1 mile from the aid station, and I saw someone walking toward me. Medical. I cried. A huge cry of relief. I told him, "I am SO happy to see you." Medical Volunteer Rusty checked my pulse, chatted with me, and then gave me a pack of Cliff Shot Bloks and a big jug of iced water and told me to eat all the shot bloks and sip the water before we would keep moving forward to get me to the aid station. Within a couple minutes, I felt like a new person. I was drained, seriously drained, but the fog wrapped around my brain cleared.

I was still a little staggery, so we walked slowly, as there were some boulder segments in this part. The medical guy was shocked at how well I was doing. But when we discussed it, it made sense based on what the last couple hours had been for me. I had to keep it together and move forward - no one was going to find me if I didn't for a long time. He told me the second girl who I had the weird conversation with had been stopped at the cutoff and they had told her there was no way they were extending the cutoff for her - they found the whole situation with her odd as well.

When we walked into the aid station, I could see it had been a hard day for many. About 15 people there who had not made the cutoff. High for the size of the race.

My Day Was Done

30 miles, 11 hours, 6000 feet of elevation gain and loss, a DNF, but no blisters.

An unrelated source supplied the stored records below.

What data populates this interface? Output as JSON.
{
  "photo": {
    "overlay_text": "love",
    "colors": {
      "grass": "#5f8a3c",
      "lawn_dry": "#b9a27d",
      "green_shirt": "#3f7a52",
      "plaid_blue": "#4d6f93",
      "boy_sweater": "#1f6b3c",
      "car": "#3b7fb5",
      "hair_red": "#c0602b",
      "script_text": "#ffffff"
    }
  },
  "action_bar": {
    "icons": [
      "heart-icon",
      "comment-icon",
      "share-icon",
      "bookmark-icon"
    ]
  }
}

My new friend Jim I had met on the trail got his son to give a bunch of us a ride back to the start. I didn't know when Jennifer would be finishing but just the walk through the site to the finish line left me woozy. And there was nowhere right then to sit. So I filled my water and took the shuttle to the car to sit in the air conditioning and drink and drink and drink.

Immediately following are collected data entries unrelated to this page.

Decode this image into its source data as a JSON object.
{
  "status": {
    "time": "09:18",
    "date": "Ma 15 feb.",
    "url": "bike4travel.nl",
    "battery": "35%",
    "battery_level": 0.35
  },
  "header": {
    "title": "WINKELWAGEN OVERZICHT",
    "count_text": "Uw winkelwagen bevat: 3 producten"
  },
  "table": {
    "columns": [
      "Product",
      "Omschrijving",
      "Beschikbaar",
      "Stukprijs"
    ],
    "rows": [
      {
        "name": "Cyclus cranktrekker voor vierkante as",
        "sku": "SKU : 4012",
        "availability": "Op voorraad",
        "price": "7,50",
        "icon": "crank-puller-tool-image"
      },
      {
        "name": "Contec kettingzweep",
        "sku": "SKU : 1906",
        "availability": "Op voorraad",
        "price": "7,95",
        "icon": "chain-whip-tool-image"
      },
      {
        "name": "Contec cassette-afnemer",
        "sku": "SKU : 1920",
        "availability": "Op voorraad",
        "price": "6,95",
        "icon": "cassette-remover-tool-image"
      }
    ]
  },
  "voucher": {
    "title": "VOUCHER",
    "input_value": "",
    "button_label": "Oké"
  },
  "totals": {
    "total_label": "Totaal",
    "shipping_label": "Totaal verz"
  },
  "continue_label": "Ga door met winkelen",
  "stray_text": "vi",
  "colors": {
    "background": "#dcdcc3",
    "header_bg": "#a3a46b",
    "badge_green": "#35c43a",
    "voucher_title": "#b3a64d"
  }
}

An hour later, I shuttled back and found a spot at the finish. I had not missed her thankfully, and I'm so glad I was there to cheer her in. She had done so well!

Jennifer finishing the Tahoe Rim Trail 50 mile
Afterward, Jennifer and I talked about it and I did the math. In the 30 miles, I had 245 ounces of water. It's not like I wasn't hydrated. I think I needed to be putting ice in my sports bra, and ice in a buff around my neck and on my head, which I later learned others were doing, but I hadn't. I think my core temperature got up too high; I was sweating out that water so fast. Reece later said he had some of the same problems I had as well - we agreed it seemed climb+altitude+heat equals TROUBLE.

Am I happy with what occurred on race day? No. Am I glad I went? Yes.

What am I grateful for?

  • 30 beautiful miles along Lake Tahoe.
  • Practicing my blister care on the fly!
  • Despite it all, I'm proud of how I handled the situation. I kept fairly calm and kept moving forward. Anytime you can just keep putting one foot in front of another, that's a good thing.
  • Being surrounded by other runners for a weekend is ALWAYS a great thing.
It was still a grand adventure either way! And I'm glad for the experience!